三時を過ぎると客の数は減ってくるが、バラティエは店内にイートインスペースを設けており、コーヒーを飲みながら語らう場としても人気がある店だった。
夜が近づくにつれ、客が夕食用や翌朝用のパンを求めて忙しくなり、厨房のゼフも売り子のムギもせわしなく働く。
この場にもうひとり従業員がいるともう少し楽になるのだが、四人でシフトを回しているため、そうもいかない。

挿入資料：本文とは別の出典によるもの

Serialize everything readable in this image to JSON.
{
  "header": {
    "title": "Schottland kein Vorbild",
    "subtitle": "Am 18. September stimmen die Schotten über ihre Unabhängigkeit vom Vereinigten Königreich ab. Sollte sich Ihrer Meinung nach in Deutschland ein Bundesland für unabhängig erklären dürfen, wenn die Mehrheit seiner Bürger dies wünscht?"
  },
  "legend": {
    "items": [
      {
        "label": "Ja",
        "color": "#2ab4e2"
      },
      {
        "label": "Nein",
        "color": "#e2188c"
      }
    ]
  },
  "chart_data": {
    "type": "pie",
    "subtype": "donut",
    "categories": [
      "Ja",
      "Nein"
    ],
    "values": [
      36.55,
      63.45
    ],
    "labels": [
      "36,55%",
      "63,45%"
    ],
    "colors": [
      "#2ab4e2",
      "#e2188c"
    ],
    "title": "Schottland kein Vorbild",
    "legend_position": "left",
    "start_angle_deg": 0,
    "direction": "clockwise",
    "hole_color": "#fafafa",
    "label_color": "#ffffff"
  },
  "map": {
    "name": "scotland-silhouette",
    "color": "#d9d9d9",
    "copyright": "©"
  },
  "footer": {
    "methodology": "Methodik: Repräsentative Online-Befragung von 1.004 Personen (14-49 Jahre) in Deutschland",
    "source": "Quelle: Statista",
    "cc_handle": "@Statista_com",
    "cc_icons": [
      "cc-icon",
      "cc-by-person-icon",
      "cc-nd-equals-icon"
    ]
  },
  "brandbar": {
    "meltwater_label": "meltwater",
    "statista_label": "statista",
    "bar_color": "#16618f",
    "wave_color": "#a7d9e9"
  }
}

「ただいまメロンパン焼き立てです。いかがですかー?」
売り子はレジだけではなく、パンの陳列や残数の確認も担当する。
バラティエのパンは種類が多いので、ひとつひとつ値段や名前を覚えるのは大変だけど、パン好きのムギには苦にならない。
「ムギお姉ちゃん、こんばんは。」
「あ、リカちゃん。こんばんは。」
頻繁にシフトに入っていると、常連の顔はすぐに覚える。
それは向こうも同様で、親しみやすいムギに声を掛けてくれる客はけっこういた。
「今日のクリームパン、お顔書いてないんだね。」
「え? あ、本当だ。……てんちょーッ、クリームパンのデコレーション、サボりましたね!?」
厨房に向けて叫んだら、倍近い勢いで怒鳴り声が返ってくる。
「うるせーッ、俺は味で勝負なんだよ!」
「商品は統一化してくださいってお願いしたじゃないですか、もう!」
「じゃあ、お前が描きな!」
「え、いいんですか?」
本当にやってやろうか……と一歩前に進んだら、間髪入れずに否定の声が飛んできた。
「冗談だ、馬鹿野郎! お前に任せたら、パンがピカソの絵みたいになっちまう!」
「それは……、芸術的すぎるっていう意味で?」
「下手すぎるって言ってんだよ!」
ド直球な言い方をされ、思わずムギは頬を膨らませた。
パン好きなムギだが、パン作りの才能には恵まれず、せいぜいサンドイッチを作るくらいが限界だ。
「ふふッ。ムギお姉ちゃん、頑張ってー。」
「うん、ありがと。」
漫才のようなやり取りに、リカもリカの母親も笑った。
以前は店長が怖いと噂されるバラティエだったけれど、ムギが働くようになってからは雰囲気が一変し、こうした漫才も一種の醍醐味だと思われているとムギだけが知らなかった。